Bolling's music is always urbane yet never jaded. In it are echoes of Duke Ellington's "Manhattan" as well as Michel Legrand's "Rochefort." And then there is his own remarkable voice, best known since his 1976 hit record "Suite for Flute and Jazz Piano," an unprecedented best seller for the past 250 weeks. Rampal, for whom the work was composed, is quite simply the finest flutist alive. In only one of the many magical moments last night, the Suite defied musical classification and commanded the purest joy.
Rampal soared gently through this difficult work, the demands of which fall well within traditional flute technique but also nicely into the jazz idiom.
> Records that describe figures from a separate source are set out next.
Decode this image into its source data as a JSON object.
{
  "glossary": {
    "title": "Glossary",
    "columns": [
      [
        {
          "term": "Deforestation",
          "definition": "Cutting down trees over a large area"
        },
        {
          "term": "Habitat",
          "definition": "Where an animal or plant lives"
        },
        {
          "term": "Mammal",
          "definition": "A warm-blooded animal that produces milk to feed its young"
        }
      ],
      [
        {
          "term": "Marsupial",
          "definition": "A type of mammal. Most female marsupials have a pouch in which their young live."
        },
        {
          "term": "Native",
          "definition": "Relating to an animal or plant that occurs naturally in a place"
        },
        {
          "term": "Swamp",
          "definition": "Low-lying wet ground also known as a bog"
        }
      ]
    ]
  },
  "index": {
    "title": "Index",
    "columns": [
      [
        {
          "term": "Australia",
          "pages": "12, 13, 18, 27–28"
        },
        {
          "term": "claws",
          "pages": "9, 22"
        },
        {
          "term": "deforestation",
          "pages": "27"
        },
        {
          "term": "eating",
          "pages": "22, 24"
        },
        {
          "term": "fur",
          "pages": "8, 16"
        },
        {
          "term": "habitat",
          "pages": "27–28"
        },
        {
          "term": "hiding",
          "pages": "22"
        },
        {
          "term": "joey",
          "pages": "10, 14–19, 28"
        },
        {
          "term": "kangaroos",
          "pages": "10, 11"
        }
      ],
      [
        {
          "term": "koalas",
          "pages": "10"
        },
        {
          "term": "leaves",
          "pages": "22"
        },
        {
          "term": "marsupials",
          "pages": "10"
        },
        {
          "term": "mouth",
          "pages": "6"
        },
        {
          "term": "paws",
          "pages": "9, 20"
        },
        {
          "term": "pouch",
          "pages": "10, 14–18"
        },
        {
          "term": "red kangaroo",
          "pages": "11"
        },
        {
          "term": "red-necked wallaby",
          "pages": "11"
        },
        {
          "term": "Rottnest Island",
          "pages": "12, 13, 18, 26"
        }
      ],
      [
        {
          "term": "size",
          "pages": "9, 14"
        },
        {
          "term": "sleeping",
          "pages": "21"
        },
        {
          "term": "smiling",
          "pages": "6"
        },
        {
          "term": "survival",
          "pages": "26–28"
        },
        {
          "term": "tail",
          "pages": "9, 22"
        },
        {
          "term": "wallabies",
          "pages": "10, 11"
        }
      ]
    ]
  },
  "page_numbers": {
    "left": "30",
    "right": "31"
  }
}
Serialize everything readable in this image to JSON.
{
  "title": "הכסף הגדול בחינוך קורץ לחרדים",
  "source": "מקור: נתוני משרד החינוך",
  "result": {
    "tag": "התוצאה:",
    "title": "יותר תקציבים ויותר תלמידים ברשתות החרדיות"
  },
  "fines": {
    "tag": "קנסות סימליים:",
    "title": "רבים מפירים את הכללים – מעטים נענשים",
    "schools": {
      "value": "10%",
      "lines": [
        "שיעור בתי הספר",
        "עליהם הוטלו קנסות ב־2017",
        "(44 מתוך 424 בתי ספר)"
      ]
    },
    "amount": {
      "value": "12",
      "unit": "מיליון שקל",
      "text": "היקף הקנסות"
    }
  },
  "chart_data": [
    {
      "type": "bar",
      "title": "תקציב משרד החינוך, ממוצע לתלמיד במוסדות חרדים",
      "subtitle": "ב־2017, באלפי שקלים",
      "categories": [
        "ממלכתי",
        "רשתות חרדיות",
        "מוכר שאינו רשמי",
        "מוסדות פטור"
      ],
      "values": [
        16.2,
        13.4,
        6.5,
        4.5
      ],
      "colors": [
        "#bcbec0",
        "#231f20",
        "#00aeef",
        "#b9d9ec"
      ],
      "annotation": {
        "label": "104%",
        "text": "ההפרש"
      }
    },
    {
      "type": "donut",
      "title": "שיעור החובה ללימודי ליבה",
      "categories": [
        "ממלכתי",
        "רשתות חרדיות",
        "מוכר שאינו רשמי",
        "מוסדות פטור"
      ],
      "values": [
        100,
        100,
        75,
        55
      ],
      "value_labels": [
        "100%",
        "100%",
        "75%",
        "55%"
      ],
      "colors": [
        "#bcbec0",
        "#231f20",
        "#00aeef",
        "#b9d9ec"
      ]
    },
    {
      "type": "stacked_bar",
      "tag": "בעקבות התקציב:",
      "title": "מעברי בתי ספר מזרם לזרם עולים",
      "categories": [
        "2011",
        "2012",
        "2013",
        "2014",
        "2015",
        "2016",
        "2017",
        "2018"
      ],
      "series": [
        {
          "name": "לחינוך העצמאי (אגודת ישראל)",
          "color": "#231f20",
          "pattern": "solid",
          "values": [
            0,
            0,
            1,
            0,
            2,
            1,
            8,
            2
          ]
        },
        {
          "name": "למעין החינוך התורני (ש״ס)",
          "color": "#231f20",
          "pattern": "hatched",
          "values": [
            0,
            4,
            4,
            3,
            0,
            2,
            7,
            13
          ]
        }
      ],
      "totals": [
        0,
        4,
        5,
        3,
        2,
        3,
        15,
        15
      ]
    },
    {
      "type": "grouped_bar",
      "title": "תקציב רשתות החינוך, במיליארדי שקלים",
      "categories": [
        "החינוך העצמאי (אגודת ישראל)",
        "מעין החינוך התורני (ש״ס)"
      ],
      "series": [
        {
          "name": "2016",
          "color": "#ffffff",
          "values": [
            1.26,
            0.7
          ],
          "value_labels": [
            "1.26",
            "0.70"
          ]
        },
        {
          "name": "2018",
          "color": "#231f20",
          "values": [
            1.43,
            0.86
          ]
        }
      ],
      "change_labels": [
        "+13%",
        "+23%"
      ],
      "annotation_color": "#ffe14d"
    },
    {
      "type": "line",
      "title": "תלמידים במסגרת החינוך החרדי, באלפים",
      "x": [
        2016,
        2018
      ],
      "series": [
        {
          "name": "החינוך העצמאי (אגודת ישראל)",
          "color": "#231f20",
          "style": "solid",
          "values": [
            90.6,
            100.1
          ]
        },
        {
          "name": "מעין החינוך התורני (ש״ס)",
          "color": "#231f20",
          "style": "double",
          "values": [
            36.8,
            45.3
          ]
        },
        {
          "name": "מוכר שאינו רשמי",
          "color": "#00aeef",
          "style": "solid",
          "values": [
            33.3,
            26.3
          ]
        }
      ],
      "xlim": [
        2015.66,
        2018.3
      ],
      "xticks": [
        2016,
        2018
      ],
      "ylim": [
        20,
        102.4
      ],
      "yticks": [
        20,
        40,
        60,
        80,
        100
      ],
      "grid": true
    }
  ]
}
In its second movement, Rampal caressed each tone before letting the audience hold it, in a sensual, relaxed improvisational atmosphere. The familiar score was ornamented and relaxed without once losing its pulse.
Bolling's piano was no less wondrous, both here and elsewhere in the program. In his hands the most daring rhythmic change can sound easy and natural, just as his most sentimental melodies are always unquestionably sincere. Playig in his own trio -- with bassist Marc Michel and percussionist Umberto Pagini -- his pianism was equal to that of jazz greats from Fats Waller to Keith Jarrett. And his blend with Lagoya's guitar, though less successful musically, was never less than thrilling.
There is a nouveau-boogie flavor to Bolling's piano writing that is never posed, never forced. It served him well in his "Picnic Suite," as Lagoya's misty guitar echoed Rampal's flute in syncopation, just as earlier it had underlined it madly in a reduction of a ravi shankar raga. It was a remarkable midsummer night.